I don’t think it was added to the primary curriculum til 2014, but I was definitely taught it in y7 when algebra was introduced.

NewsdeskJC · 06/07/2025 17:50

I'm 57 and didn't do it as at School
I did go to a fairly rubbish school though

TeddyOatmeal · 06/07/2025 17:51

I was taught it in the early 70s and it wasn’t a new thing then. Brackets do make things more obvious though

saywhatdidhesay · 06/07/2025 17:54

Well @Okiedokie123I found Maths difficult. I was in top set with several different teachers during my gcse study years, lots of other kids who disrupted lessons and I just remember being given a text book and working through it. I think I would have done a lot better at a different school. This is something I often reflect on, as I did well in other subjects and having seen how my children are taught things may have been different.

Namechange87654321 · 06/07/2025 17:54

I’m 48, went to a posh school, and was taught BMDAS (Bless My Dear Aunt Sally). Does this not mean that I was taught it a different way around to the rest of you? And where was the O? I am so confused now!

oncemoreuntothebeachdearfriends · 06/07/2025 17:56

I learnt it in the 1950s, but without the acronym.

dementedpixie · 06/07/2025 17:58

@Namechange87654321 I dont know where your O went but the order of M and D or A and S doesn't matter as multiplication and division have equal status and so does addition and subtraction. You would do the M and D first in order left to right and then do A and S left to right as well.

cramptramp · 06/07/2025 18:00

We were taught it at school. I’m in my 60’s. I have no idea what it means but I recognise it.

chipshopElvis · 06/07/2025 18:00

I did it at GCSE. Am mid 40s

Mathsbabe · 06/07/2025 18:05

Some early calculators didn’t use BODMAS but mathematicians have always needed a generally agreed order of operations.

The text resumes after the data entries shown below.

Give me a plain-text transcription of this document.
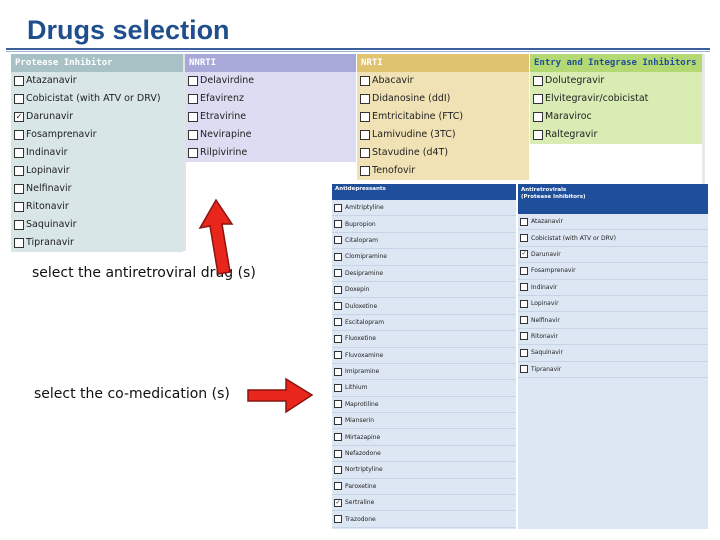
Drugs selection
Protease Inhibitor
Atazanavir
Cobicistat (with ATV or DRV)
✓ Darunavir
Fosamprenavir
Indinavir
Lopinavir
Nelfinavir
Ritonavir
Saquinavir
Tipranavir
NNRTI
Delavirdine
Efavirenz
Etravirine
Nevirapine
Rilpivirine
NRTI
Abacavir
Didanosine (ddI)
Emtricitabine (FTC)
Lamivudine (3TC)
Stavudine (d4T)
Tenofovir
Entry and Integrase Inhibitors
Dolutegravir
Elvitegravir/cobicistat
Maraviroc
Raltegravir
Antidepressants
Amitriptyline
Bupropion
Citalopram
Clomipramine
Desipramine
Doxepin
Duloxetine
Escitalopram
Fluoxetine
Fluvoxamine
Imipramine
Lithium
Maprotiline
Mianserin
Mirtazapine
Nefazodone
Nortriptyline
Paroxetine
✓ Sertraline
Trazodone
Antiretrovirals
(Protease Inhibitors)
Atazanavir
Cobicistat (with ATV or DRV)
✓ Darunavir
Fosamprenavir
Indinavir
Lopinavir
Nelfinavir
Ritonavir
Saquinavir
Tipranavir
select the antiretroviral drug (s)
select the co-medication (s)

Mrscharlieeeee · 06/07/2025 18:06

I’m early 40s and was taught it, although I had forgotten all about it until I started helping DS (11) with his homework. I was having to google so much stuff. I’ve never needed it in my day to day life until this point.

TheyFuckYouUpYourMamAndDad · 06/07/2025 18:12

I’m 61 and learned this in primary school. It wasn’t new then either, as my dad (a statistician) helped me with my homework and talked about it.